Researchers call for urgent action to eliminate local illegal mining

Published on 04/06/2023 - 14:30 By Paula Laboissière - Agência Brasil - Brasília

A study led by the Oswaldo Cruz Foundation (Fiocruz) reveals that fish from all six Amazonian states exceed the acceptable limit for mercury contamination (greater than or equal to 0.5 micrograms per gram) established by the World Health Organization (WHO).

Conducted in collaboration with Greenpeace Brazil, the Indigenous Research and Training Institute (Iepé), the Socio-environmental Institute, and the World Wildlife Fund (WWF-Brazil), the study highlights that the highest contamination rates are found in Roraima, where 40 percent of fish exceed the recommended limit, and Acre, with an index of 35.9 percent. The lowest rates were observed in Pará (15.8%) and Amapá (11.4%).

"On average, 21.3 percent of the fish available in local markets and consumed by families in the Amazon region exceed safe mercury limits," announced Fiocruz in a statement, emphasizing that all population groups analyzed surpassed the recommended reference dose for daily mercury intake.

In the most critical municipality, Rio Branco, the capital of Acre, the potential mercury intake exceeded the U.S. government's Environmental Protection Agency's reference dose by 6.9 to 31.5 times.

Fiocruz warned, "Women of childbearing age - the most vulnerable group to mercury's effects - are ingesting up to nine times the recommended dose, while children between 2 and 4 years old are ingesting up to 31 times more mercury than recommended."


According to Fiocruz, the study evaluated the health risks associated with consuming contaminated fish by visiting markets and fairs in 17 Amazonian municipalities, where samples were purchased. The survey took place from March 2021 to September 2022 in the states of Acre, Amapá, Amazonas, Pará, Rondônia, and Roraima.

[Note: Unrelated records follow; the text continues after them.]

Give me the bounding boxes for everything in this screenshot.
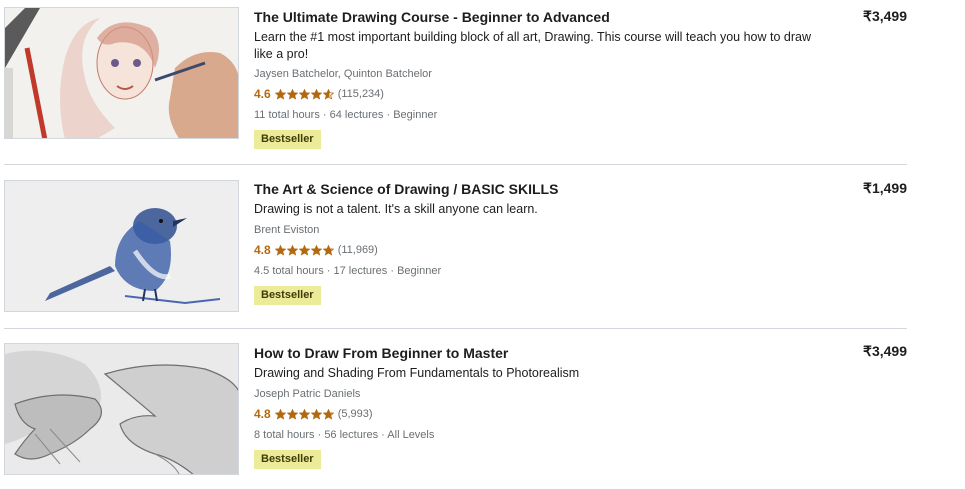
star-icon	[274, 244, 286, 256]
course-headline: Drawing and Shading From Fundamentals to…	[254, 366, 580, 380]
course-meta: 4.5 total hours · 17 lectures · Beginner	[254, 265, 442, 277]
course-title[interactable]: The Art & Science of Drawing / BASIC SKI…	[254, 180, 814, 198]
star-icon	[322, 408, 334, 420]
star-icon	[298, 408, 310, 420]
hands-sketch-image[interactable]	[4, 343, 239, 475]
star-icon	[286, 408, 298, 420]
star-icon	[274, 88, 286, 100]
course-headline: Drawing is not a talent. It's a skill an…	[254, 202, 538, 216]
bestseller-badge: Bestseller	[254, 286, 321, 305]
rating-row: 4.6 (115,234)	[254, 86, 814, 102]
bird-sketch-image[interactable]	[4, 180, 239, 312]
star-rating	[274, 408, 335, 420]
star-icon	[310, 408, 322, 420]
course-price: ₹1,499	[863, 180, 907, 196]
course-instructors: Joseph Patric Daniels	[254, 388, 361, 400]
course-meta: 11 total hours · 64 lectures · Beginner	[254, 109, 438, 121]
star-rating	[274, 244, 335, 256]
divider	[4, 164, 907, 165]
course-title[interactable]: The Ultimate Drawing Course - Beginner t…	[254, 8, 814, 26]
star-rating	[274, 88, 335, 100]
bestseller-badge: Bestseller	[254, 450, 321, 469]
star-icon	[298, 88, 310, 100]
course-info: The Ultimate Drawing Course - Beginner t…	[254, 8, 814, 149]
girl-portrait-sketch-image[interactable]	[4, 7, 239, 139]
star-icon	[286, 88, 298, 100]
star-icon	[322, 244, 334, 256]
course-info: The Art & Science of Drawing / BASIC SKI…	[254, 180, 814, 305]
rating-number: 4.8	[254, 243, 271, 257]
course-headline: Learn the #1 most important building blo…	[254, 30, 811, 61]
course-instructors: Jaysen Batchelor, Quinton Batchelor	[254, 68, 432, 80]
star-icon	[322, 88, 334, 100]
course-list: The Ultimate Drawing Course - Beginner t…	[0, 0, 965, 489]
rating-count: (115,234)	[337, 88, 384, 100]
rating-row: 4.8 (11,969)	[254, 242, 814, 258]
rating-row: 4.8 (5,993)	[254, 406, 814, 422]
star-icon	[310, 88, 322, 100]
rating-number: 4.6	[254, 87, 271, 101]
rating-count: (11,969)	[337, 244, 378, 256]
bestseller-badge: Bestseller	[254, 130, 321, 149]
course-meta: 8 total hours · 56 lectures · All Levels	[254, 429, 435, 441]
course-title[interactable]: How to Draw From Beginner to Master	[254, 344, 814, 362]
star-icon	[274, 408, 286, 420]
rating-number: 4.8	[254, 407, 271, 421]
course-price: ₹3,499	[863, 343, 907, 359]
star-icon	[310, 244, 322, 256]
course-info: How to Draw From Beginner to Master Draw…	[254, 344, 814, 469]
course-instructors: Brent Eviston	[254, 224, 320, 236]
star-icon	[298, 244, 310, 256]
course-price: ₹3,499	[863, 8, 907, 24]
rating-count: (5,993)	[337, 408, 373, 420]
star-icon	[286, 244, 298, 256]
divider	[4, 328, 907, 329]
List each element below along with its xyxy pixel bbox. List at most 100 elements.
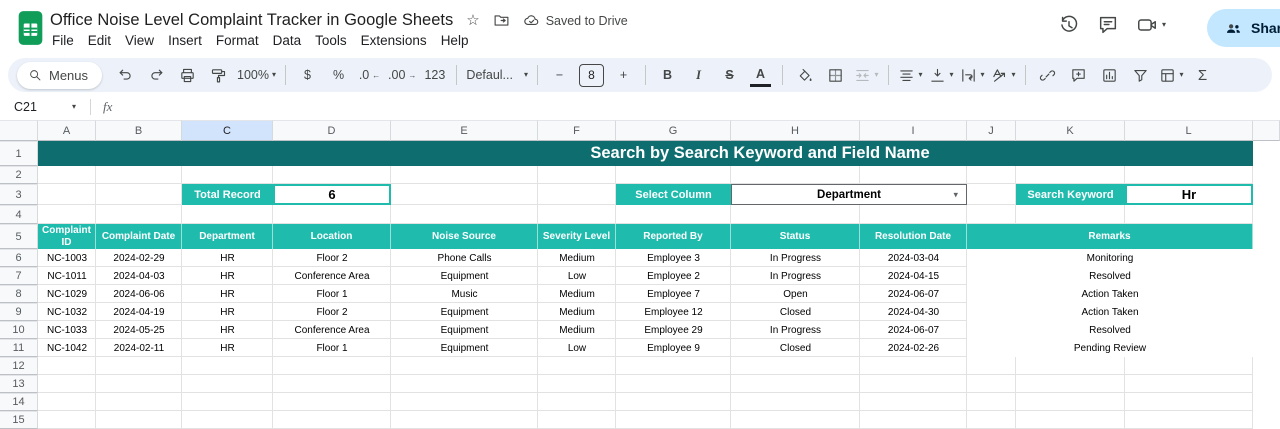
row-header-5[interactable]: 5 <box>0 224 38 249</box>
cell[interactable] <box>96 166 182 184</box>
table-cell[interactable]: 2024-05-25 <box>96 321 182 339</box>
table-cell[interactable]: Low <box>538 339 616 357</box>
table-cell[interactable]: Medium <box>538 285 616 303</box>
cell[interactable] <box>96 205 182 224</box>
table-cell[interactable]: Employee 29 <box>616 321 731 339</box>
cell[interactable] <box>731 411 860 429</box>
cell[interactable] <box>38 411 96 429</box>
table-views-button[interactable]: ▾ <box>1156 62 1187 88</box>
table-cell[interactable]: Closed <box>731 339 860 357</box>
print-button[interactable] <box>172 62 203 88</box>
text-rotation-button[interactable]: ▾ <box>988 62 1019 88</box>
cell[interactable] <box>967 411 1016 429</box>
cell[interactable] <box>860 375 967 393</box>
cell[interactable] <box>731 393 860 411</box>
increase-decimal-button[interactable]: .00 → <box>385 62 419 88</box>
table-cell[interactable]: Floor 1 <box>273 339 391 357</box>
document-title[interactable]: Office Noise Level Complaint Tracker in … <box>50 11 453 30</box>
table-cell[interactable]: Equipment <box>391 339 538 357</box>
more-formats-button[interactable]: 123 <box>419 62 450 88</box>
cell[interactable] <box>38 357 96 375</box>
row-header-3[interactable]: 3 <box>0 184 38 205</box>
column-header-H[interactable]: H <box>731 120 860 141</box>
name-box[interactable]: C21 ▾ <box>14 100 76 114</box>
menu-tools[interactable]: Tools <box>308 31 354 50</box>
insert-chart-button[interactable] <box>1094 62 1125 88</box>
cell[interactable] <box>860 357 967 375</box>
column-header-K[interactable]: K <box>1016 120 1125 141</box>
cell[interactable] <box>391 393 538 411</box>
cell[interactable] <box>538 166 616 184</box>
select-column-label[interactable]: Select Column <box>616 184 731 205</box>
menu-view[interactable]: View <box>118 31 161 50</box>
cell[interactable] <box>1016 393 1125 411</box>
row-header-7[interactable]: 7 <box>0 267 38 285</box>
cell[interactable] <box>391 357 538 375</box>
total-record-label[interactable]: Total Record <box>182 184 273 205</box>
increase-font-size-button[interactable]: + <box>608 62 639 88</box>
table-cell[interactable]: 2024-02-29 <box>96 249 182 267</box>
vertical-align-button[interactable]: ▾ <box>926 62 957 88</box>
cell[interactable] <box>538 357 616 375</box>
row-header-9[interactable]: 9 <box>0 303 38 321</box>
italic-button[interactable]: I <box>683 62 714 88</box>
table-cell[interactable]: HR <box>182 267 273 285</box>
cell[interactable] <box>616 393 731 411</box>
cell[interactable] <box>391 166 538 184</box>
table-cell[interactable]: Employee 12 <box>616 303 731 321</box>
star-icon[interactable]: ☆ <box>466 13 479 28</box>
create-filter-button[interactable] <box>1125 62 1156 88</box>
cell[interactable] <box>1125 411 1253 429</box>
table-cell[interactable]: 2024-02-11 <box>96 339 182 357</box>
table-cell[interactable]: Employee 9 <box>616 339 731 357</box>
table-cell[interactable]: Open <box>731 285 860 303</box>
column-header-F[interactable]: F <box>538 120 616 141</box>
search-keyword-value[interactable]: Hr <box>1125 184 1253 205</box>
table-cell[interactable]: HR <box>182 321 273 339</box>
row-header-12[interactable]: 12 <box>0 357 38 375</box>
cell[interactable] <box>731 166 860 184</box>
column-header-L[interactable]: L <box>1125 120 1253 141</box>
cell[interactable] <box>391 375 538 393</box>
cell[interactable] <box>182 357 273 375</box>
menu-help[interactable]: Help <box>434 31 476 50</box>
cell[interactable] <box>391 184 538 205</box>
row-header-2[interactable]: 2 <box>0 166 38 184</box>
cell[interactable] <box>273 411 391 429</box>
table-header-cell[interactable]: Department <box>182 224 273 249</box>
row-header-11[interactable]: 11 <box>0 339 38 357</box>
paint-format-button[interactable] <box>203 62 234 88</box>
comments-icon[interactable] <box>1097 14 1119 36</box>
strikethrough-button[interactable]: S <box>714 62 745 88</box>
cell[interactable] <box>860 393 967 411</box>
table-cell[interactable]: Action Taken <box>967 285 1253 303</box>
cell[interactable] <box>96 375 182 393</box>
cell[interactable] <box>96 184 182 205</box>
cell[interactable] <box>182 393 273 411</box>
table-cell[interactable]: Medium <box>538 321 616 339</box>
column-header-J[interactable]: J <box>967 120 1016 141</box>
table-cell[interactable]: 2024-03-04 <box>860 249 967 267</box>
cell[interactable] <box>1016 357 1125 375</box>
table-cell[interactable]: HR <box>182 303 273 321</box>
table-cell[interactable]: Employee 2 <box>616 267 731 285</box>
table-cell[interactable]: Music <box>391 285 538 303</box>
table-cell[interactable]: Floor 1 <box>273 285 391 303</box>
cell[interactable] <box>860 411 967 429</box>
bold-button[interactable]: B <box>652 62 683 88</box>
merge-cells-button[interactable]: ▾ <box>851 62 882 88</box>
horizontal-align-button[interactable]: ▾ <box>895 62 926 88</box>
table-cell[interactable]: Resolved <box>967 321 1253 339</box>
functions-button[interactable]: Σ <box>1187 62 1218 88</box>
cell[interactable] <box>182 375 273 393</box>
cell[interactable] <box>967 166 1016 184</box>
table-header-cell[interactable]: Complaint Date <box>96 224 182 249</box>
cell[interactable] <box>538 393 616 411</box>
table-cell[interactable]: Action Taken <box>967 303 1253 321</box>
move-to-folder-icon[interactable] <box>493 12 510 29</box>
cell[interactable] <box>38 184 96 205</box>
cell[interactable] <box>731 357 860 375</box>
format-currency-button[interactable]: $ <box>292 62 323 88</box>
table-cell[interactable]: Floor 2 <box>273 249 391 267</box>
insert-comment-button[interactable] <box>1063 62 1094 88</box>
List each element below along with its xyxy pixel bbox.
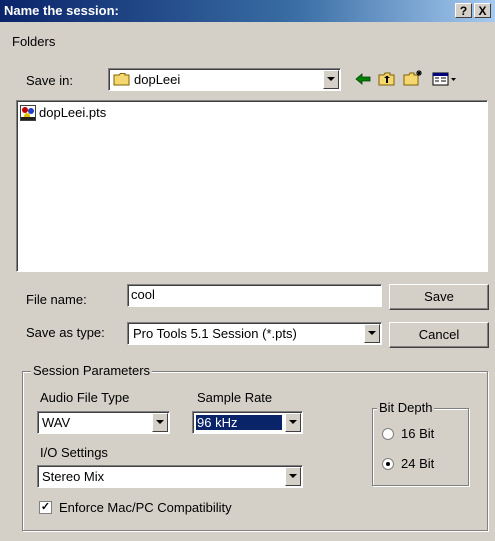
menu-folders[interactable]: Folders [12, 34, 55, 49]
save-session-dialog: Name the session: ? X Folders Save in: d… [0, 0, 495, 541]
bit-depth-group [372, 408, 469, 486]
sample-rate-label: Sample Rate [197, 390, 273, 405]
audio-file-type-select[interactable]: WAV [37, 411, 170, 434]
save-as-type-combo[interactable]: Pro Tools 5.1 Session (*.pts) [127, 322, 382, 345]
bit-depth-16-radio[interactable] [382, 428, 394, 440]
sample-rate-select[interactable]: 96 kHz [192, 411, 303, 434]
audio-file-type-label: Audio File Type [40, 390, 130, 405]
file-list[interactable]: dopLeei.pts [16, 100, 488, 272]
chevron-down-icon[interactable] [364, 324, 380, 343]
save-button[interactable]: Save [389, 284, 489, 310]
menu-bar: Folders [0, 22, 495, 49]
cancel-button[interactable]: Cancel [389, 322, 489, 348]
dialog-title: Name the session: [4, 3, 119, 18]
help-button[interactable]: ? [455, 3, 472, 18]
sample-rate-value: 96 kHz [197, 415, 238, 430]
title-bar[interactable]: Name the session: ? X [0, 0, 495, 22]
save-as-type-label: Save as type: [26, 325, 105, 340]
io-settings-select[interactable]: Stereo Mix [37, 465, 303, 488]
session-parameters-title: Session Parameters [31, 363, 153, 378]
save-in-combo[interactable]: dopLeei [108, 68, 341, 91]
enforce-compat-checkbox[interactable]: ✓ [39, 501, 52, 514]
new-folder-icon[interactable] [403, 69, 423, 87]
bit-depth-16-label: 16 Bit [401, 426, 435, 441]
save-in-value: dopLeei [134, 72, 181, 87]
file-name: dopLeei.pts [39, 105, 107, 120]
save-in-label: Save in: [26, 73, 73, 88]
chevron-down-icon[interactable] [285, 467, 301, 486]
bit-depth-title: Bit Depth [377, 400, 435, 415]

A total of 1,010 fish samples from 80 different species were analyzed, obtained from markets, fairs, and directly from fishermen, representing the daily consumption patterns of local consumers. Of the samples, 110 were herbivorous fish (that consume plant foods), 130 were detritivorous (that consume organic detritus), 286 were omnivorous (that consume both animal and plant foods), and 484 were carnivorous (that consume animal foods).

Carnivorous fish, which are more popular among consumers, exhibited higher contamination levels compared to non-carnivorous species. The comparative analysis revealed that carnivorous fish have contamination levels 14 times higher than non-carnivorous fish.

"The researchers' main recommendation is to exercise greater control over the Amazon territory and eliminate illegal mining and other sources of mercury emissions into the environment," concluded Fiocruz.